Les inondations dévastatrices à Valence, en Espagne, ainsi que les récentes crues dans le sud de la France, invitent à une réflexion sur les catastrophes naturelles, leur évolution et les stratégies pour y faire face. De cette analyse, Philippe Trainar dégage quatre enseignements principaux.
Ces événements nous montrent que, individuellement et collectivement, les ménages et les pouvoirs publics ont tendance à sous-estimer tant l’occurrence des catastrophes naturelles que l’ampleur du choc qu’elles sont susceptibles d’induire. On a l’impression que la plupart des personnes vivent dans l’illusion qu’ils ne seront pas témoins de catastrophes naturelles extrêmes durant leur vie car celles-ci ne se produisent que très rarement. D’où un sentiment fallacieux d’invulnérabilité. Or, un événement extrême qui a une probabilité de 1% peut très bien se produire demain et se reproduire quelques mois plus tard. Il n’y a aucun besoin d’en appeler au changement climatique pour cela. A la faveur de quelques décennies exceptionnelles, marqué par une meilleure maîtrise technique des catastrophes naturelles et par une sinistralité exceptionnellement faible, le fait est que ce sentiment de sécurité fallacieux s’est propagé dans la société en même temps que se développait l’Etat providence. Il faut impérativement changer les esprits et mieux se préparer à l’occurrence des risques extrêmes.

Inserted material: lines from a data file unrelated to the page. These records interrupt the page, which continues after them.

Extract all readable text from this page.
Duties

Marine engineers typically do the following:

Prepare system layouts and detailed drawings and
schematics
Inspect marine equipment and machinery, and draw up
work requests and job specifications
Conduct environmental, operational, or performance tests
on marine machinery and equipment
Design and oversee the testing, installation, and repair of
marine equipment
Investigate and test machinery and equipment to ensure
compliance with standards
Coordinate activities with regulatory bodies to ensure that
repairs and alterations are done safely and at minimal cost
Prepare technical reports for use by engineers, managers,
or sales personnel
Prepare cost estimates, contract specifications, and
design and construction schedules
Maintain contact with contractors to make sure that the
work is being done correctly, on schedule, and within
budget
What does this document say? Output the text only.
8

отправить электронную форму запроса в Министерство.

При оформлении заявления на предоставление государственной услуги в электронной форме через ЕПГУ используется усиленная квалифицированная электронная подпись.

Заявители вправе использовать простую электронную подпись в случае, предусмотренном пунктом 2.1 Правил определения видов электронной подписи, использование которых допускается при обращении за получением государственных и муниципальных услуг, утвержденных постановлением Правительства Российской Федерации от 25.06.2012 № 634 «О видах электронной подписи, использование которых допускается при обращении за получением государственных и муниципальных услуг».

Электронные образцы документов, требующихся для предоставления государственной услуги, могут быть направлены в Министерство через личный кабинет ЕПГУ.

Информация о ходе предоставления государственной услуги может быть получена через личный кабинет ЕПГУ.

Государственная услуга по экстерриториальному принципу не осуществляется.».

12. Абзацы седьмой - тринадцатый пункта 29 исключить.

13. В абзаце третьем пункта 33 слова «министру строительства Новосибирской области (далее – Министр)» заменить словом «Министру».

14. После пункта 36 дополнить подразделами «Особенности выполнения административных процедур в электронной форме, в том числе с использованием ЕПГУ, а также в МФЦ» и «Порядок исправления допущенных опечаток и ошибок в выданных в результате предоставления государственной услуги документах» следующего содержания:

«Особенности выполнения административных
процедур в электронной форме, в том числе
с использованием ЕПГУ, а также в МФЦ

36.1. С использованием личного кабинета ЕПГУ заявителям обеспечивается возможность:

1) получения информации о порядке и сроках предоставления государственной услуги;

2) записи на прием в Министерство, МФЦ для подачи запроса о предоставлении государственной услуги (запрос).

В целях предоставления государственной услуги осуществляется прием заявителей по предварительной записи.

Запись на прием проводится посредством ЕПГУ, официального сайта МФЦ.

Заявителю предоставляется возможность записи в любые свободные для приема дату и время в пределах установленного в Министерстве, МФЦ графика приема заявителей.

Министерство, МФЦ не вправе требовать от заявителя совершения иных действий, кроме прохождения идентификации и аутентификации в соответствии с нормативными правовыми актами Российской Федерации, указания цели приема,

Ces événements nous montrent aussi fort clairement que le réchauffement climatique change moins la nature des catastrophes naturelles que leur fréquence et leur intensité, notamment la fréquence des événements les plus extrêmes. Autrement dit, il ne change en rien le fait qu’un événement climatique extrême puisse se produire demain, il en change simplement la probabilité. Naturellement, en termes de coût économique, ce changement est fondamental puisqu’il accroît le coût économique de la décision de ne pas se protéger ou de ne pas prévenir le danger, notamment le danger que constituent des événements nouveaux ou inhabituels comme la montée des eaux côtières, le retrait-gonflement des sols argileux et les tempêtes « convectives » par rapport auxquels il va falloir innover pour se protéger. Notons cependant que ces événements nouveaux ne concerne pas vraiment ce que nous venons de vivre dans le sud de la France et qui relève de la protection traditionnelle contre les inondations.
Ces événements appellent en outre notre attention sur l’intérêt de mettre en place des couvertures assurantielles adéquates. On peut certes raisonner en termes de redistribution et d’effort national en faveur des sinistrés plutôt que d’assurance, mais la redistribution n’a en fait d’intérêt que par rapport à des sinistres imprévisibles et donc légitimement inassurés, voire inassurables. Par rapport à des événements en revanche prévisibles, ce n’est pas la redistribution mais l’assurance qui constitue le mécanisme le plus efficace. Non seulement, il permet de faire payer à l’assuré en fonction de l’exposition au risque qu’il a choisie mais il permet en même temps de l’inciter à la prévention afin de bénéficier de meilleurs tarifs. L’assurance est donc vertueuse quand la redistribution ne l’est pas. De ce point de vue, et contrairement à ce que l’on entend de-ci de-là, la question de l’assurabilité des risques de catastrophes naturelles induites par le réchauffement climatique ne se pose pas : quand le risque augmente, les tarifs d’assurance doivent augmenter avec le coût du risque et diminuer en fonction de l’effort de prévention. Le marché et la concurrence assurent ces ajustements et le signal prix qui en résulte incite à un effort de prévention optimal. Les événements récents incitent en revanche à poser la vraie question qui est celle du caractère abordable des couvertures concernées.
Ces événements font enfin ressortir le caractère doublement défaillant de notre régime public des catastrophes naturelles. D’une part, ses primes n’ont pas augmenté depuis 25 ans malgré l’augmentation connue des risques climatiques… conséquence : le régime se retrouve en déficit massif, aux frais du contribuable. D’autre part, ses primes ne varient pas en fonction du risque et subventionnent donc la prise de risque… conséquence : les maisons individuelles construites depuis la création du régime, au début des années 80, se sont concentrées dans les zones inondables et se sont révélées trois fois plus exposées au risque de retrait gonflement des argiles que leurs aînées, aux frais du contribuable et de l’assuré prudent ! Si les pouvoirs publics viennent de décider une mise à niveau des « surprimes » catastrophes naturelles (hausse de 12 à 20% pour les habitations et de 5 à 9% pour les véhicules), il n’est cependant prévu ni de l’indexer sur la hausse pourtant inévitable de la sinistralité, ni de la moduler en fonction de l’exposition au risque des assurés. Les événements récents incitent à remettre en cause ces défauts majeurs du régime des catastrophes naturelles et à aller beaucoup plus loin dans la réforme.